Era só um retrato na parede. Olhei rapidamente, antes de sair. Foi o bastante. A primeira vez que entrei num cinema fui levado pelas suas mãos. Mas essa história eu conto depois. Do que eu quero mesmo falar agora é de como, graças a ela, o Pão de açúcar entrou na minha vida. Lembro-me como se fosse hoje. Ela tinha acabado de chegar do Rio de Janeiro, capital do Estado da Guanabara, fazia questão de acrescentar. Ainda pensava em se casar. Julgo pelas fotografias de biquíni, na praia de Copacabana. Muito bonita. Avaliando pelas fotos, nada indicava que tempos depois seria vítima de um mal que a marcaria por toda a vida.

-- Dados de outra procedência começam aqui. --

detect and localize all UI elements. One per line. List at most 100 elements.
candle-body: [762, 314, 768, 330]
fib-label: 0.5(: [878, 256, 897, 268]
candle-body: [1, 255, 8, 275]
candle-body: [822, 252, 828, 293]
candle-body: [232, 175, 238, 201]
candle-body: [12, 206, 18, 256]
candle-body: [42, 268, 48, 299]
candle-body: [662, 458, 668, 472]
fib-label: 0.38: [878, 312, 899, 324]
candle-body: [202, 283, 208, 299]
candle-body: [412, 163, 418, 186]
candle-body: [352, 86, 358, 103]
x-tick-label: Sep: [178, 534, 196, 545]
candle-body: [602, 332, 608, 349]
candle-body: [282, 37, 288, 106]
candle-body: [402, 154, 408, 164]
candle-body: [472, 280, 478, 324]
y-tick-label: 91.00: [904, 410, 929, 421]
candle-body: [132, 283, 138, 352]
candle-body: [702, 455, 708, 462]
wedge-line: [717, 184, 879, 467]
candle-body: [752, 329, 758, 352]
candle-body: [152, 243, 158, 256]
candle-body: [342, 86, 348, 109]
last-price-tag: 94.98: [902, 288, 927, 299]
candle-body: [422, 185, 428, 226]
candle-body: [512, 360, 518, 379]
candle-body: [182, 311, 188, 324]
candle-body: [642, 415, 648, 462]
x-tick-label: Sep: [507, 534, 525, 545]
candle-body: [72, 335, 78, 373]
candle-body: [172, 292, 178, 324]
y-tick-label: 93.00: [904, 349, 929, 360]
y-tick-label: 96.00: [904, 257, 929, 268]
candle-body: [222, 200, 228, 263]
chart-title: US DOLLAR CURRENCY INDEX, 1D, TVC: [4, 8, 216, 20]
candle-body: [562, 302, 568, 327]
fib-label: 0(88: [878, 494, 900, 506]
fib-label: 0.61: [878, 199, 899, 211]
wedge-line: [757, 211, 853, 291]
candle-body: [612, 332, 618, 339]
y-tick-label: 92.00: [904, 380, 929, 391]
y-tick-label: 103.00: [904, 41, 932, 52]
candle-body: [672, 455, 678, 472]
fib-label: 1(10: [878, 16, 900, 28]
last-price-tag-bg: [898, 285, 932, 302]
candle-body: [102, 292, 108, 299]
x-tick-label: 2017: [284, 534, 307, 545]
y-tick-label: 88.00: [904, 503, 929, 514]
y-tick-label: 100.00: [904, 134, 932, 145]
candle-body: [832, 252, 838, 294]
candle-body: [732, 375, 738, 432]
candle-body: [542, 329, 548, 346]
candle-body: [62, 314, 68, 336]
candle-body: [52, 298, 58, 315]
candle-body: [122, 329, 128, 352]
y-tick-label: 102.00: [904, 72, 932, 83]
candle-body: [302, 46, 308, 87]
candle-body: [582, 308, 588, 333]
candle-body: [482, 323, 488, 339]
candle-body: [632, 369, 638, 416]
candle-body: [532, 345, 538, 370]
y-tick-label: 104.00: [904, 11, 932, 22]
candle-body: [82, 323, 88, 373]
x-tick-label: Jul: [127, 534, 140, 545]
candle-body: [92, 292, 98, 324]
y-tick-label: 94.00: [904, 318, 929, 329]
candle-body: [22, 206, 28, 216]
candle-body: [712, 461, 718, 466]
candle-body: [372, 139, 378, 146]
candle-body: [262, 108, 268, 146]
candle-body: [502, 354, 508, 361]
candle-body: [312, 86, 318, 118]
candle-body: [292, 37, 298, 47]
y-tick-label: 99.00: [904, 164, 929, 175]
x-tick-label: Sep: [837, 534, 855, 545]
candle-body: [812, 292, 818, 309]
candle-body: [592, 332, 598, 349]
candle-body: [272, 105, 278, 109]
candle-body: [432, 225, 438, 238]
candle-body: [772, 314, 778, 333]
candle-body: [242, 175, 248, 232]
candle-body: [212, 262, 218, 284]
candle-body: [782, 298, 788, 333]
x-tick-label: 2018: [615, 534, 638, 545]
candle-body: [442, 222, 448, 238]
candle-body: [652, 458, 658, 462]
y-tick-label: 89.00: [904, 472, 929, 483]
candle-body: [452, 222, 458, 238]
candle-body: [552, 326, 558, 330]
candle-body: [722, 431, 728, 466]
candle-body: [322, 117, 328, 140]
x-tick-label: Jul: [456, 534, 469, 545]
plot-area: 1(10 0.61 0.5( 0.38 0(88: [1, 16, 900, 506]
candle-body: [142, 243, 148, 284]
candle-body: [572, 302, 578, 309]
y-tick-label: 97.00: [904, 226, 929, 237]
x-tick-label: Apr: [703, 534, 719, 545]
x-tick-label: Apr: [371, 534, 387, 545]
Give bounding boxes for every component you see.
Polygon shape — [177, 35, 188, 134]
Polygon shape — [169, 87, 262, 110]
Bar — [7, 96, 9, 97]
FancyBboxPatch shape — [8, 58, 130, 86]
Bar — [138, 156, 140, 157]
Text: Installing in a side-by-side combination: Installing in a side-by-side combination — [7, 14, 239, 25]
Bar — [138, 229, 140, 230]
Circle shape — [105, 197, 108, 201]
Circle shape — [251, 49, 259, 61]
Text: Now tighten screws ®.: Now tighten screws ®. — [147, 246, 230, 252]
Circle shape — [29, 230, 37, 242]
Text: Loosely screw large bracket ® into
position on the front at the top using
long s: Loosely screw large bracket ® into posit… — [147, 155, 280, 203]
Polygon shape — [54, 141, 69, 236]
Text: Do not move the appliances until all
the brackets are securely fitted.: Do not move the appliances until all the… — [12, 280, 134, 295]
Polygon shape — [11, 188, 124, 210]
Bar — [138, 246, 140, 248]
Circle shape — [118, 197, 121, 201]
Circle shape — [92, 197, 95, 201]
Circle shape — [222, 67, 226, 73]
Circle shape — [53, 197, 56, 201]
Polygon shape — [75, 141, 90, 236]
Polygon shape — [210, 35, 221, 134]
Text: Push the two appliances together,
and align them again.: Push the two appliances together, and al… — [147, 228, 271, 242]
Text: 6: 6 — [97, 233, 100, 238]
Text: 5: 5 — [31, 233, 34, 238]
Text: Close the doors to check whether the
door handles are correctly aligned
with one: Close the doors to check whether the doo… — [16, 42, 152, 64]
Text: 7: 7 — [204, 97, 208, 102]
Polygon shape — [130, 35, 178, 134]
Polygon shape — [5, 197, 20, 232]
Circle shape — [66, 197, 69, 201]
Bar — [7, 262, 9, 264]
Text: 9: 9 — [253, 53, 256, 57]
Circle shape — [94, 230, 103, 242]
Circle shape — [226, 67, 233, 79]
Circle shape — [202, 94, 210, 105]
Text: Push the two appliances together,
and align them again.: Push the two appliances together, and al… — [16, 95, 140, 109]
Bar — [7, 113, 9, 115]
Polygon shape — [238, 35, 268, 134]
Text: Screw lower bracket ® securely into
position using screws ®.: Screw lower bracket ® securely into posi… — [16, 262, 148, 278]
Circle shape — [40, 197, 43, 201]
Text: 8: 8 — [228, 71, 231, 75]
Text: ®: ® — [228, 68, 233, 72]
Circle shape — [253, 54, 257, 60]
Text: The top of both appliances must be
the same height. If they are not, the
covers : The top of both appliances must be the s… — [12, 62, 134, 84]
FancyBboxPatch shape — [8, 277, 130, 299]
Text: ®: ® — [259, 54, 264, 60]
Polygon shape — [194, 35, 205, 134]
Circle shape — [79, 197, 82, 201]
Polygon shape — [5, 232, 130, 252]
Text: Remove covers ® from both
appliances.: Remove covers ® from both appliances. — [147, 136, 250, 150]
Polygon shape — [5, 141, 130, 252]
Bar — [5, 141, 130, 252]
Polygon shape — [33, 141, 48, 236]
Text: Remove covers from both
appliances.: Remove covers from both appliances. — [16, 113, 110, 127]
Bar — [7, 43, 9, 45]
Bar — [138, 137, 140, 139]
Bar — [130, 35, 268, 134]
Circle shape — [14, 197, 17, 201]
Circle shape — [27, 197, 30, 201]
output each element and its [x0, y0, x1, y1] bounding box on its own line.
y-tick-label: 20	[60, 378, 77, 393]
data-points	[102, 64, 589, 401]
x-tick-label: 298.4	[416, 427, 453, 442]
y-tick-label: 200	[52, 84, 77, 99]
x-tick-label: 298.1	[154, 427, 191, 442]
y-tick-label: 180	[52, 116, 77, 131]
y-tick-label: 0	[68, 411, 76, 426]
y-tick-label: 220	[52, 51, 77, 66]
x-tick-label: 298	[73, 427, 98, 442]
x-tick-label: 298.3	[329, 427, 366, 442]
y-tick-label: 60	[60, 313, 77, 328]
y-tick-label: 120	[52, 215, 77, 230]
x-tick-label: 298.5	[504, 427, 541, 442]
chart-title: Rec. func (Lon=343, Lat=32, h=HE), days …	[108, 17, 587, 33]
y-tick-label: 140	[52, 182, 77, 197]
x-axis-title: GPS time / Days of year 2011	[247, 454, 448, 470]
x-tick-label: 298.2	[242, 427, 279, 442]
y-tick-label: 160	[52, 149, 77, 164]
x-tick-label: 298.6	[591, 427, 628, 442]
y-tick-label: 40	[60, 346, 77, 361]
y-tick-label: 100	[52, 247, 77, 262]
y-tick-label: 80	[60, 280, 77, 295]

Esteve no Rio a convite de um primo, estudante de medicina. Primeira vez numa praia. Não foi sozinha, teve a companhia da irmã do primo, que se não fosse assim nossa avó não permitiria. Retornou falando em bossa-nova, garota de Ipanema e de um rapaz cheio de espinhas no nariz cantando desafinado. Colocou um disco na vitrola pra eu ouvir. Não entendi nada. Também, naquele tempo, no meu universo só havia lugar para as jovens tardes de domingo. Mas o que mais me chamou atenção, além das fotografias, foi o fato de ela falar para mim que tinha andado de bondinho no Pão de açúcar. Quando falou em pão de açúcar, eu juro, me deu água na boca. Pensei logo. Deve ser uma montanha de algodão doce. Do jeito que falava parecia ser um lugar, só que eu não conseguia compreender alguém andando de bonde num pão de açúcar. Tinha vergonha de perguntar se o pão de açúcar era feito mesmo de açúcar. Temor reverencial. Ainda pequeno vim para a capital, eu e minha irmã mais velha. Morávamos na casa de nossa avó materna, então já viúva, e com duas tias, filhas suas, uma delas veio a se casar.

Nunca cheguei a fazer aquela pergunta à minha tia. De tanto matutar, descobri que só tinha um jeito de saber. Aguardar o moço que vendia algodão-doce. Ele sempre passava na nossa rua. Era só esperar até o próximo fim de semana.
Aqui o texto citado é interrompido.